Lorenzo Ruffino lo scrive con chiarezza: quando la produttività si ferma, i salari si fermano. In Italia i salari reali sono più bassi di quelli degli anni Novanta, un’anomalia unica tra le grandi economie Ocse. La relazione è aritmetica. Se ogni ora di lavoro produce lo stesso valore di vent’anni fa, non esiste spazio per redistribuire reddito senza erodere margini o competitività. Ma la relazione funziona anche al contrario. Salari compressi rendono conveniente continuare a usare lavoro invece di investire in tecnologia. Il risultato è un sistema che occupa, ma non cresce.

Il circolo vizioso che blocca salari e produttività

La produttività totale dei fattori, quella che misura progresso tecnologico, organizzazione e qualità manageriale, in Italia smette di crescere negli anni Novanta. Lo rilevano Banca d’Italia e Ocse da tempo. È la fase in cui l’economia globale entra nella rivoluzione digitale e l’euro elimina la svalutazione come scorciatoia competitiva. Altri paesi ristrutturano. L’Italia no.

Negli ultimi anni l’occupazione aumenta soprattutto nei servizi a basso valore aggiunto. Istat certifica che nel 2024 la produttività del lavoro è calata proprio nei settori dove il lavoro è cresciuto di più: commercio, logistica, attività ricettive, sanità e assistenza. Si creano posti, ma il valore prodotto per addetto diminuisce. È crescita apparente, che diluisce l’efficienza media e rafforza la stagnazione salariale.

Le riforme del lavoro degli ultimi decenni hanno ampliato l’occupazione, ma soprattutto nella parte bassa della scala qualitativa. Contratti intermittenti, bassa intensità lavorativa, turnover elevato. In questo contesto le imprese investono poco in capitale umano e i lavoratori hanno pochi incentivi a specializzarsi. La produttività resta ferma perché il sistema è progettato per restare fermo.

Imprese piccole, incentivi sbagliati

La struttura produttiva completa il quadro. L’Italia è un paese di microimprese. Milioni di persone lavorano in aziende con meno di dieci addetti. I dati Eurostat mostrano che queste imprese occupano una quota elevata di lavoratori ma generano un valore aggiunto per occupato nettamente inferiore rispetto alle imprese medio-grandi. La tecnologia moderna richiede scala, capitale, organizzazione. Il sistema italiano scoraggia tutto questo.

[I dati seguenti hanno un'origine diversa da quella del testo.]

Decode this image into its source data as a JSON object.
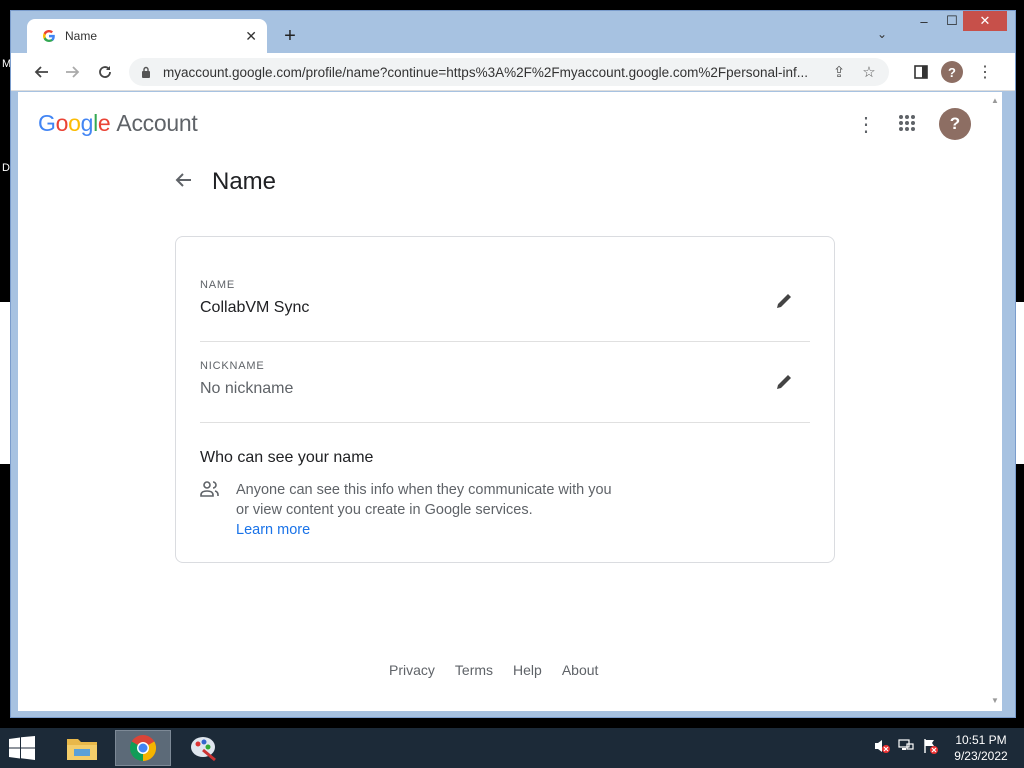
{
  "desktop": {
    "letter_m": "M",
    "letter_d": "D"
  },
  "browser": {
    "tab": {
      "title": "Name",
      "favicon": "google-g-icon"
    },
    "url": "myaccount.google.com/profile/name?continue=https%3A%2F%2Fmyaccount.google.com%2Fpersonal-inf...",
    "profile_initial": "?"
  },
  "header": {
    "logo_letters": [
      "G",
      "o",
      "o",
      "g",
      "l",
      "e"
    ],
    "logo_suffix": "Account",
    "avatar_initial": "?"
  },
  "page": {
    "title": "Name",
    "name_label": "NAME",
    "name_value": "CollabVM Sync",
    "nickname_label": "NICKNAME",
    "nickname_value": "No nickname",
    "who_title": "Who can see your name",
    "who_desc": "Anyone can see this info when they communicate with you or view content you create in Google services.",
    "learn_more": "Learn more"
  },
  "footer": {
    "privacy": "Privacy",
    "terms": "Terms",
    "help": "Help",
    "about": "About"
  },
  "taskbar": {
    "time": "10:51 PM",
    "date": "9/23/2022",
    "apps": [
      "file-explorer-icon",
      "chrome-icon",
      "paint-icon"
    ]
  },
  "colors": {
    "link": "#1a73e8",
    "avatar": "#8d6e63",
    "taskbar": "#1c2a38",
    "window_frame": "#a7c2e1",
    "close_button": "#c7504a"
  }
}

Il regime forfettario è un esempio evidente. La soglia degli 85 mila euro crea un incentivo esplicito a non crescere. Superarla significa un salto fiscale e burocratico che riduce il reddito netto. La conseguenza è una miriade di attività che si fermano deliberatamente prima di espandersi, come mostrano i dati dell’Agenzia delle Entrate sulle concentrazioni appena sotto soglia. È una politica pubblica che premia la piccolezza e penalizza la produttività.

Gli investimenti restano insufficienti. Istat segnala che lo stock di capitale produttivo cresce a ritmi minimi da un decennio. Molte imprese operano con macchinari e organizzazioni datate. Il ritardo digitale è certificato anche dagli indicatori europei sull’adozione delle tecnologie ICT. Dove il lavoro costa poco, automatizzare conviene meno.

Il risultato è quello che Ruffino definisce un equilibrio di basso livello: un sistema stabile, occupato, ma povero. Produttività bassa genera salari bassi. Salari bassi scoraggiano gli investimenti che servirebbero ad aumentare la produttività. Nel frattempo il capitale umano qualificato se ne va, come mostrano i dati sulle migrazioni Istat. L’Italia resta ferma perché ha costruito, pezzo dopo pezzo, le condizioni per restare ferma. E continua a chiamarlo modello.